Circle Internet Group (CRCL) director awarded 2,018 restricted stock units
Rhea-AI Filing Summary
Neville Patrick Sean reported acquisition or exercise transactions in this Form 4 filing.
Circle Internet Group, Inc. director Neville Patrick Sean received a grant of 2,018 shares of Class A common stock in the form of restricted stock units. These units were granted on May 15, 2026 and vest on the earlier of the company’s next annual stockholder meeting or the first anniversary of the grant, subject to his continued service.

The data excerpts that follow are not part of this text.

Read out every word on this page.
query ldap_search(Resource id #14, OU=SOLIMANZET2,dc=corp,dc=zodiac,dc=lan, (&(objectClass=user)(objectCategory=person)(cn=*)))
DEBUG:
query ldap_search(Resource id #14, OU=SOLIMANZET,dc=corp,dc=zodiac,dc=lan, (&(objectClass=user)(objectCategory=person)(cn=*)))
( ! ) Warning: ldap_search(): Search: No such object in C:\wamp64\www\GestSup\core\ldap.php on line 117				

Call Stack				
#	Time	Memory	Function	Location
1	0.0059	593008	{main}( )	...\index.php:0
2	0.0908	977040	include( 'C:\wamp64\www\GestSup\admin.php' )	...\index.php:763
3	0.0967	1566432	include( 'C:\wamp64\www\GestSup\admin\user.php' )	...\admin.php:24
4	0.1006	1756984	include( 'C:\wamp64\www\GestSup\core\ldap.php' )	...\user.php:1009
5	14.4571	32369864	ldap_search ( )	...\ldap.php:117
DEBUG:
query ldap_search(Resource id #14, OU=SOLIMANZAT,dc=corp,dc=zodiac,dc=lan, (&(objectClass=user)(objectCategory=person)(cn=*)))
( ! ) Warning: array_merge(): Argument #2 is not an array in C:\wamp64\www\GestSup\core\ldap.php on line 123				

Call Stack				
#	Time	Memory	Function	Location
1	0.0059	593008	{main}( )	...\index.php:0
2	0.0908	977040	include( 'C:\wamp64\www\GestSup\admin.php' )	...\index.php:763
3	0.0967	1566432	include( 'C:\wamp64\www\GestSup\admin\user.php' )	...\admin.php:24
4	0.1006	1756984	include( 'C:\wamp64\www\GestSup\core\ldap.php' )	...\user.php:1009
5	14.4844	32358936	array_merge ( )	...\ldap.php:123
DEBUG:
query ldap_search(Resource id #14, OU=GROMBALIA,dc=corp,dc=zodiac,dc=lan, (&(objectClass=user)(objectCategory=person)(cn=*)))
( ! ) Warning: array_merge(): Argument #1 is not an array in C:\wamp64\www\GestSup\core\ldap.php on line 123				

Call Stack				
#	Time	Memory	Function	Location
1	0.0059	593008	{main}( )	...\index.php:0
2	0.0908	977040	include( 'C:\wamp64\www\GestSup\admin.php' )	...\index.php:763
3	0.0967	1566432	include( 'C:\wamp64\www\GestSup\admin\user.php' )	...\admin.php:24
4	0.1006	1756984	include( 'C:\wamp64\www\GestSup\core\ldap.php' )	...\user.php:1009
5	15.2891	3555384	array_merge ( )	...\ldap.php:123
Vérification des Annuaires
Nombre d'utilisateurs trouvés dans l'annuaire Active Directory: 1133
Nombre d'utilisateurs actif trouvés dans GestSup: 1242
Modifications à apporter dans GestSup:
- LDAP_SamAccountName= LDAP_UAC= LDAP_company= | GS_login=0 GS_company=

After this grant, he directly holds 2,018 Class A shares and has additional Class B common stock positions that are convertible into Class A on a one-for-one basis, including shares held directly and through irrevocable grantor trusts, with beneficial ownership disclaimed as described in the filing.
Positive
- None.
Negative
- None.
Insider Trade Summary
| Type | Security | Shares | Price | Value |
|---|---|---|---|---|
| Grant/Award | Class A Common Stock | 2,018 | $0.00 | -- |
| holding | Class B Common Stock | -- | -- | -- |
| holding | Class B Common Stock | -- | -- | -- |
| holding | Class A Common Stock | -- | -- | -- |
Footnotes (1)
- The restricted stock units were granted on May 15, 2026 and vest on the earlier date of the Issuer's next annual meeting of stockholders and the first anniversary of the grant date, subject to the Reporting Person's continued service with the Issuer through the applicable vesting date. Represents 2,018 shares of Class A common stock subject to outstanding restricted stock units granted to the Reporting Person. Represents shares of Class A common stock held through an irrevocable grantor trust, of which the Reporting Person's wife, daughter and brother-in-law are trustees and the Reporting Person's child is the beneficiary. The Reporting Person disclaims beneficial ownership of the shares of Class A common stock. Each share of Class B common stock is convertible into Class A common stock on a one-for-one basis at the option of the Reporting Person. In addition, each share of Class B common stock will convert automatically into Class A common stock on a one-for-one basis upon any transfer of such share, except for certain permitted transfers described in the Issuer's Amended and Restated Certificate of Incorporation. Shares of Class B common stock do not expire. Represents shares of Class B common stock held through an irrevocable grantor trust, of which the Reporting Person is the sole trustee and the Reporting Person is a beneficiary. The Reporting Person is entitled to annuity payments from the trust, with any remaining assets to be distributed to the Calico Trust, of which the Reporting Person's child is the beneficiary. The Reporting Person disclaims beneficial ownership of the shares of Class B common stock except to the extent of his pecuniary interest therein.